There are several who have already played Super Rugby, including Pollard, who was snatched up by the Bulls as soon as he matriculated from Paarl Gimnasium.
In fact, a third of the squad are contracted to the Bulls, including the usual selection of enormous front-row forwards. The pick is tighthead prop Dayan van der Westhuizen but look out also for former Affies captain Pierre Schoeman and hooker Corniel Els, who scored the winning try in Sunday’s semifinal against New Zealand at North Harbour Stadium.
The Bulls also have the most gifted back to come out of schoolboy rugby in this country for many a moon. Jesse Kriel went to Maritzburg College and lit up the grounds of KwaZulu-Natal with his fullback play. He has sometimes been slotted in at centre by Junior Bok coach Dawie Theron because of injuries in the squad, and the Bulls have already tried him at flyhalf in age group rugby.
Elsewhere, there is Super Rugby experience in the shape of the Kings pair, wing Sergeal Petersen and eighth man Aidon Davis, while Sharks centre André Esterhuizen has been identified by White as a future star. At lock, the massive frame of JD Schickerling was honed at Paarl Gim, while that school’s great rival, Paarl Boys High, produced Thomas du Toit.
The latter is a physical freak, weighing in at a fat-free 130kg. Du Toit matriculated last year and turned 19 in May as a member of the Sharks squad. Sharks Academy boss and former Springbok tighthead Etienne Fynn was instrumental in getting the youngster to go to Durban.
International sport is for young people and it is interesting to note that Du Toit is about one month younger than Schalk Burger was when he played in the under-21s back in 2002. Burger was two years younger than most of the rest of the team and was preferred by White to Luke Watson. Time has proven the current Sharks coach correct in his assessment of Burger’s ability. He is on the bench for the senior side on Saturday and will win his 70th cap if he comes on against Wales.

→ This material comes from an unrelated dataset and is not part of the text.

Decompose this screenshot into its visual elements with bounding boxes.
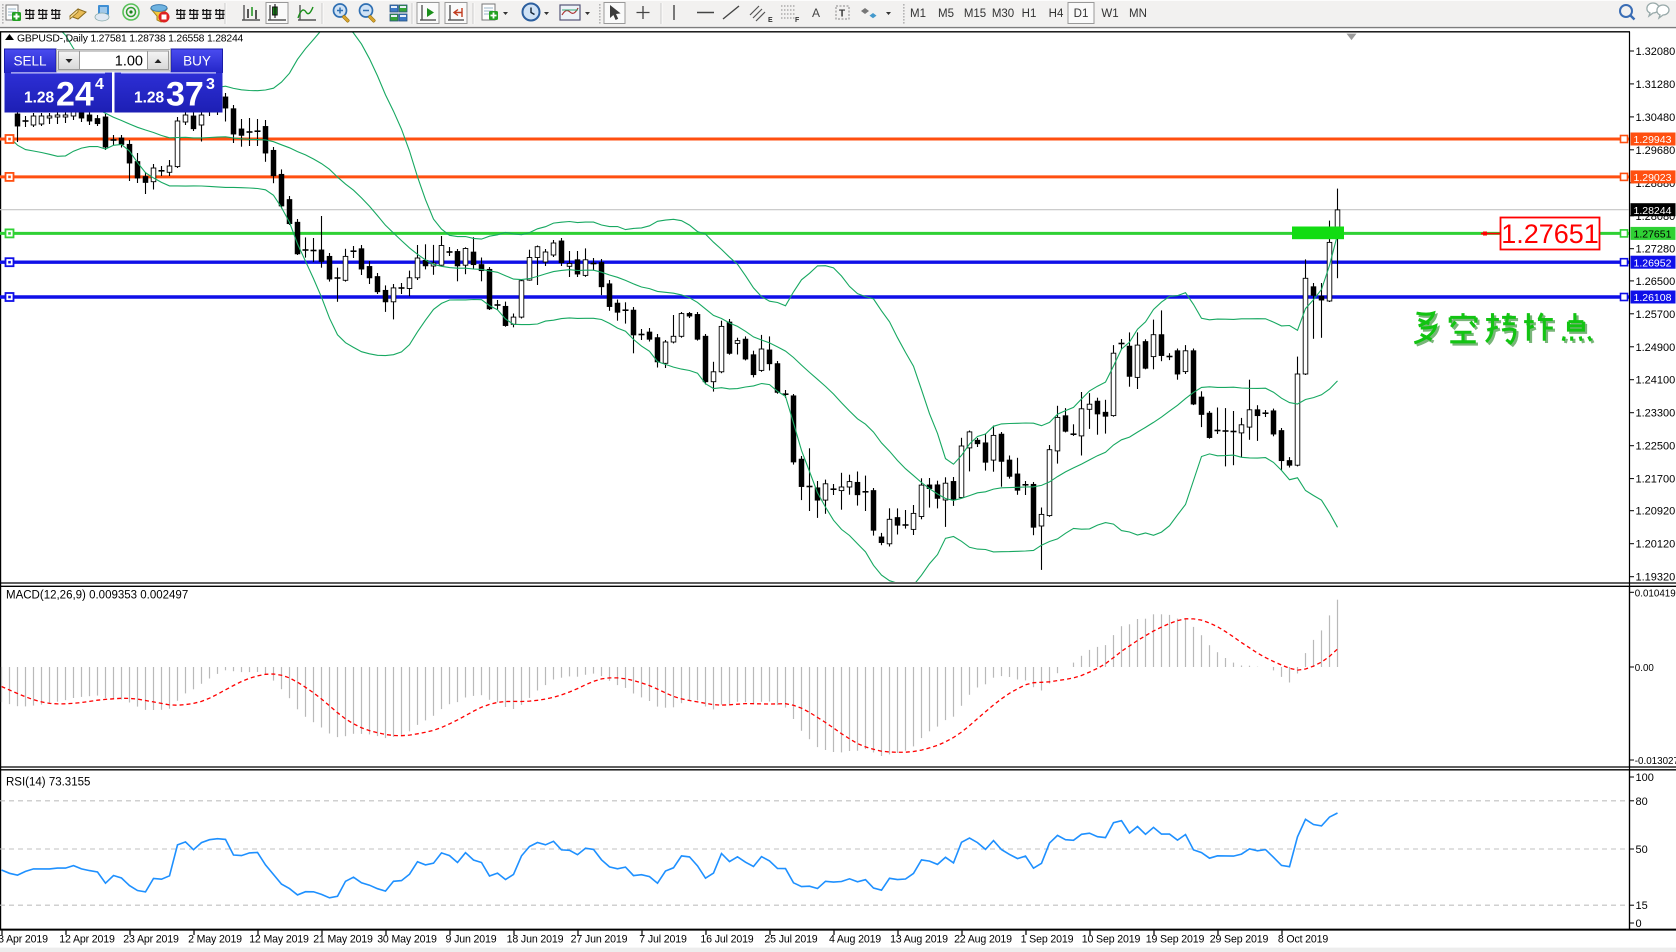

Now 31, Burger has overcome a potentially career-ending neck injury and a near-death experience with bacterial meningitis. The flowing blond locks have gone and there is a bald patch appearing on his crown, but those of us lucky enough to have seen him aged 19, hunting with the forwards and linking with the backs, will remember him that way forever.
It is safe to assume that Burger will be in front of a television set on Friday, cheering on the class of 2014 and wondering which of them will end up as household names.